By themselves, URLs are nothing but alphanumeric strings, with some other symbols thrown in. The character set chosen to express a URL string consists of the following symbols:
|
Symbols |
Values |
|
Alphanumeric symbols |
A-Z, a-z, 0-9 |
|
Reserved symbols |
; / ? : @ & = + $ , < > # % " |
|
Other special characters |
- _ . ! ~ * ' ( ) {} | \^ [ ] ` |
For the most part, a URL string consists of letters, numbers, and reserved symbols that have special meaning within the URL string. Other special characters are found in some URL strings, although they don't have any special meaning as far as the URL is concerned. However, they may have special meaning for the Web server receiving the URL or the application that is requested via the Web server.
Interpretations of some of these special characters are presented in Table 5-2.

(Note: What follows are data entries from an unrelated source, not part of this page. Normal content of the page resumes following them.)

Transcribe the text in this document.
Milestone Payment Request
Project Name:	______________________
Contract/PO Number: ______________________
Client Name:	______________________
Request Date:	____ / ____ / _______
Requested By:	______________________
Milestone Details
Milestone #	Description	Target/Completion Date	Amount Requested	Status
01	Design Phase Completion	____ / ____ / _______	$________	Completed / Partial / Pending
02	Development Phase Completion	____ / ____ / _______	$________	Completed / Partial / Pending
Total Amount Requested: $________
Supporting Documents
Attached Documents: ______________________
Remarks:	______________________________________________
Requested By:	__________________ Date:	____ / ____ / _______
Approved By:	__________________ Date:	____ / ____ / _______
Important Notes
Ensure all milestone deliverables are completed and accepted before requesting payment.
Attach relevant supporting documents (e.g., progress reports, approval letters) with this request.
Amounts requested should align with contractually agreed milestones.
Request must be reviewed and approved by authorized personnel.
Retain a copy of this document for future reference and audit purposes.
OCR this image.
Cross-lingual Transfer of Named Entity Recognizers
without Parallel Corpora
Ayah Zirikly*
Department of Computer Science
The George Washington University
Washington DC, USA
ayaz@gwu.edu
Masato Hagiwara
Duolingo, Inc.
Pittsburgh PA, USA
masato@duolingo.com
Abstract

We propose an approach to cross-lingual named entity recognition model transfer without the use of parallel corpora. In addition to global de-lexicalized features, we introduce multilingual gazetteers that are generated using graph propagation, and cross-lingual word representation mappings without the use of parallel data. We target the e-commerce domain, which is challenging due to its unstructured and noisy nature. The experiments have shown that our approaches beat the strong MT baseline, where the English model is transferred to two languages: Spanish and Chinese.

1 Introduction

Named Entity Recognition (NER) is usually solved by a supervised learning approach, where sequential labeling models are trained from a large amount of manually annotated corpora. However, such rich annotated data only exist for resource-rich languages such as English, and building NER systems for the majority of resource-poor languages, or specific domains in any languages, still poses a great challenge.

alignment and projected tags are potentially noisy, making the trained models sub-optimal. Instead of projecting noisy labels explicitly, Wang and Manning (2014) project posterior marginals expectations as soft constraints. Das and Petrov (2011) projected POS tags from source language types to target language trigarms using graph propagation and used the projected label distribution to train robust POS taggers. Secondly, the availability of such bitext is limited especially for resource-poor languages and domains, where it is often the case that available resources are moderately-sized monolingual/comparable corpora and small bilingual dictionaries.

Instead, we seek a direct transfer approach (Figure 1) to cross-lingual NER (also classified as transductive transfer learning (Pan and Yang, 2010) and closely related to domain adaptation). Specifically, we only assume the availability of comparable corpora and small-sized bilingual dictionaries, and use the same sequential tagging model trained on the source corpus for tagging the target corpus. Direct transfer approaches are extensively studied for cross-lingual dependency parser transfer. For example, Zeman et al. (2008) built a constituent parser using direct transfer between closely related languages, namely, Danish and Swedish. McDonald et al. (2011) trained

Characters such as * and ; and | and ` have special meanings as meta-characters in applications and scripts. These characters don't affect the URL in any way, but if they end up making their way into applications, they may change the meaning of the input altogether and sometimes create gaping security holes.
Many meta-characters are interpreted differently by different Web servers. Table 5-3 describes how various meta-characters are interpreted inside applications.
The question that arises now is, "What if we want to specify special characters such as % or ? or & or + without giving them any special meaning?" For example, suppose we want to pass two parameters, book=pride&prejudice and shipping=snailmail, on the Query String. In this case, the URL is:
http://mycheapbookshop.com/purchase.cgi?book=pride&predjudice&shipping=snailmail
Meta-Characters and Input ValidationThe single most prominent cause of over 90% of all Web application vulnerabilities is lack of proper input validation. The concept of input validation isn't new. During our days of writing Fortran code in college, the instructor used to perform manual input validation before giving us credit for the code submitted. One of the programs to be written was to calculate the natural logarithm of a number. None of the students' code ever made it past the first input given by the instructor—"banana"—when the program was expecting a number! When given unexpected input, the program would crash and dump core. In those days, little did we realize the importance of proper input validation. Making an xterm pop out by forcing meta-characters and Unix commands into a Web page form is perhaps the epitome of elegant Web hacks, attributed entirely to weak input validation. |
The result is an ambiguous URL because there are three & symbols in the Query String. Most likely, a Web server would split such a Query String into three parameters instead of two—namely, book=pride, prejudice= and shipping=snailmail.
If we want to pass the & symbol as part of the parameter value, the URL specification allows us to express reserved and special characters in a two-digit hexadecimal encoded ASCII format, prefixed with a % symbol, as follows:
|
Characters |
Hex Values |
|
All hex encoded characters |
%XX (%00-%FF) |
|
Control characters |
%00-%1F, %7F |
|
Upper 8-bit ASCII characters |
%80-%FF |
|
Space |
%20 or + |
|
Carriage return |
%0d |
|
Line feed |
%0a |
In the preceding example, the ASCII value of the & symbol is 38 in decimal and 26 in hexadecimal. Therefore, if we want to express the & symbol, we can use %26 in its place. The URL in the example would become:
http://mycheapbookshop.com/purchase.cgi?book=pride%26predjudice&shipping=snailmail
Hexadecimal ASCII encoding, while serving purposes for the most part, isn't broad enough to represent character sets larger than 256 symbols. Most modern operating systems and applications support multibyte representations of character sets of languages other than English. Microsoft's IIS Web server supports URLs containing characters encoded with multibyte UCS Translation Format (UTF-8), in addition to hexadecimal ASCII encoding.
The Universal Character Set (UCS) is defined by the International Standards Organization's draft ISO 10646. Although UCS is maintained by ISO, a separate group was formed (primarily by software vendors) to allow representation of a variety of character sets with one unified scheme. This group came to be known as the Unicode Consortium (http://www.unicode.org). As standards were developed, both Unicode and UCS decided to adopt a common representation scheme so that the computing world didn't have to deal with separate standards for the same thing. UTF-8 encoding is defined in ISO 10646-1:2000 and in RFC 2279. For operating systems that have been designed around the ASCII character encoding scheme, UTF-8 allows for easy conversion and representation of multibyte Unicode characters using ASCII mappings.
Without going into the intricacies of how UTF-8 works, let's look at Unicode encoding from a URL's point of view. Two-byte Unicode characters are encoded by using %uXXYY, where XX and YY are hexadecimal values of the higher and lower byte respectively. For the standard ASCII characters %00 to %FF, the Unicode representation is %u0000 to %u00FF. The Web server decodes 16 bits at a time when dealing with Unicode encoded symbols.